Vieni a veder la tua Roma che piagne

vedova e sola, e dì e notte chiama

Roma è la prima città citata nella Commedia; nel I canto dell’Inferno Virgilio appare a Dante (61-69) e gli dice: «vissi a Roma sotto il buon Augusto». Tra le molte menzioni dantesche della città eterna c’è anche quella del viaggio “oltremondano” di Enea, definito «padre de l’alma Roma» (Inferno, II, 20).

Ma la Roma del 1300 per Dante era «vedova e sola» (Purgatorio, VI, 113) perché priva sia del papa che dell’imperatore. Nel 1300, Bonifacio VIII risiedeva nella sua Anagni e anche mentre Dante scrive la Commedia la sede papale è ad Avignone.

L’imperatore Alberto I d’Asburgo (Alberto Tedesco), intento nelle lotte politiche in Germania, trascura gli affari della città. Nella celebre apostrofe all’Italia del VI canto del Purgatorio («Ahi serva Italia, di dolore ostello», 76), infatti, Dante si appella così all’imperatore:

Vieni a veder la tua Roma che piagne

vedova e sola, e dì e notte chiama:

“Cesare mio, perché non m’accompagne?”

(Purgatorio, VI, 112-114)

Roma è sede del papato ma anche punto di riferimento per l’atteso risorgere dell’impero. È per Dante un modello civile di convivenza tra potere temporale e spirituale, che devono restare distinti come sostiene sia in Convivio che in Monarchia.
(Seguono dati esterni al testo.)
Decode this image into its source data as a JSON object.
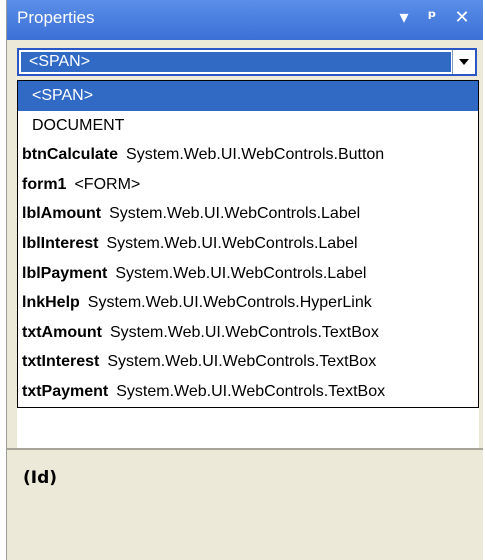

Nella Commedia lo fa dire a Marco Lombardo, penitente nel girone degli iracondi, che parla della necessaria collaborazione “tra i due soli”, responsabili del bene terreno e di quello spirituale:

Soleva Roma, che il bel mondo feo,

due soli aver, che l’una e l’altra strada

facean vedere, e del mondo e di Deo.

(Purgatorio, XVI, 106-108)

Dante, nel Convivio (I, iii), definisce l’amata Firenze «bellissima e famosissima figlia di Roma» e sempre a Roma papa Bonifacio VIII proclamò il primo Giubileo della storia.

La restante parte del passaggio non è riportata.